Compensation and salary

Remote information security analyst salaries in the US range from $75,000 to $120,000 for mid-level roles, with senior analysts reaching $130,000–$160,000. Specialisms with higher demand — cloud security, incident response, detection engineering — command premiums of 15–25% above general analyst rates. European remote roles typically range from £50,000–£90,000 in the UK and €50,000–€85,000 on the continent.

Industries and employers hiring

Financial services, healthcare, government contracting, technology, and retail represent the highest-volume employers of information security analysts. The move to cloud infrastructure across every sector has widened the market considerably — nearly every company above 200 employees now needs internal or contracted security monitoring capability. Managed Security Service Providers (MSSPs) represent a large employer segment specifically for remote analysts supporting multiple client environments.

Remote work dynamics

Information security analysis is well-suited to remote work because the tools are entirely cloud-based and the monitoring function does not require physical proximity to infrastructure. SOC operations have been running with distributed analyst teams for years. The primary remote adjustment is communication: incident escalation, coordination with engineering teams, and handoff between shifts require clear async protocols and well-maintained runbooks.

Remote information security analysts must be particularly disciplined about documentation — investigations that are not written up are lost, and institutional knowledge that lives in one person's head creates risk in a distributed team.

How to get hired as a remote information security analyst

Build demonstrable hands-on skills through platforms like TryHackMe, HackTheBox, or SANS courses, and document your practice through writeups or GitHub projects. Certifications matter more in security than in most technical fields — Security+ as a floor, CySA+ or CEH as mid-level signals. For remote roles specifically, show that you understand cloud security environments; on-premise-only experience is an increasingly significant gap.

Apply to MSSP roles as well as direct employer roles — MSSPs are consistent remote employers of analysts at all seniority levels and offer rapid skill development through exposure to multiple client environments.

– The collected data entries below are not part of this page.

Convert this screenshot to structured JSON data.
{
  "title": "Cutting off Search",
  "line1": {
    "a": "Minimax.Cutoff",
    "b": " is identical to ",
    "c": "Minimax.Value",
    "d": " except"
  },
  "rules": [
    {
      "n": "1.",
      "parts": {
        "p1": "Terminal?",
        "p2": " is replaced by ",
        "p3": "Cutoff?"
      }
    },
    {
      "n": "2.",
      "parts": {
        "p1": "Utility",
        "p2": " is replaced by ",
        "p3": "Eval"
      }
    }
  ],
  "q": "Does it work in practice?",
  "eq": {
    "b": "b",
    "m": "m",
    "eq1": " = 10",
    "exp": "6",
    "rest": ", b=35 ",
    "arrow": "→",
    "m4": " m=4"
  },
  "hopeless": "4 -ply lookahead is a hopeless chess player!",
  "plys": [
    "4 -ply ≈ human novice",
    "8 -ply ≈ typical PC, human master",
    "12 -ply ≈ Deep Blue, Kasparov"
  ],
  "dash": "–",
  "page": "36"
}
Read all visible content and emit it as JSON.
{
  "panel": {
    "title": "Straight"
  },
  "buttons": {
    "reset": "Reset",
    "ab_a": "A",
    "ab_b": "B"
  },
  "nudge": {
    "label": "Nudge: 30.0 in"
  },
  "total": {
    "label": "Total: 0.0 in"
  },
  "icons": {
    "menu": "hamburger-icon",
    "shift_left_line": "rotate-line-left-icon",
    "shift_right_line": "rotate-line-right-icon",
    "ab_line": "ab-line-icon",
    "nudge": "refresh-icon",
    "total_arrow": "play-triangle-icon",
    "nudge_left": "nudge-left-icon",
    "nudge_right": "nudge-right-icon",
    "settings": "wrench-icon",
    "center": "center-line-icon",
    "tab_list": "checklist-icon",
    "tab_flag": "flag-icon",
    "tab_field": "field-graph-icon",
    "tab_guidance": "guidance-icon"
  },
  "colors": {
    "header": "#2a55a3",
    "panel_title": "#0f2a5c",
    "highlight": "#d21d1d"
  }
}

Frequently asked questions

What is the difference between an information security analyst and a cybersecurity analyst? The titles are largely interchangeable in the market. Some organisations use "cybersecurity analyst" for roles with a broader offensive security or threat intelligence focus, reserving "information security analyst" for compliance-heavy GRC roles, but this distinction is not consistent across employers.

Is shift work common for remote information security analysts? Yes, particularly in SOC environments. 24/7 monitoring requirements mean distributed shift models are common. Some analysts work standard business hours in threat intelligence or vulnerability management roles that do not require continuous coverage.

Do I need a degree to become an information security analyst? A degree helps but is not a hard requirement. Hiring decisions at most organisations are driven by certifications, demonstrable lab skills, and any relevant experience. Many analysts enter via IT helpdesk or sysadmin roles rather than direct from university.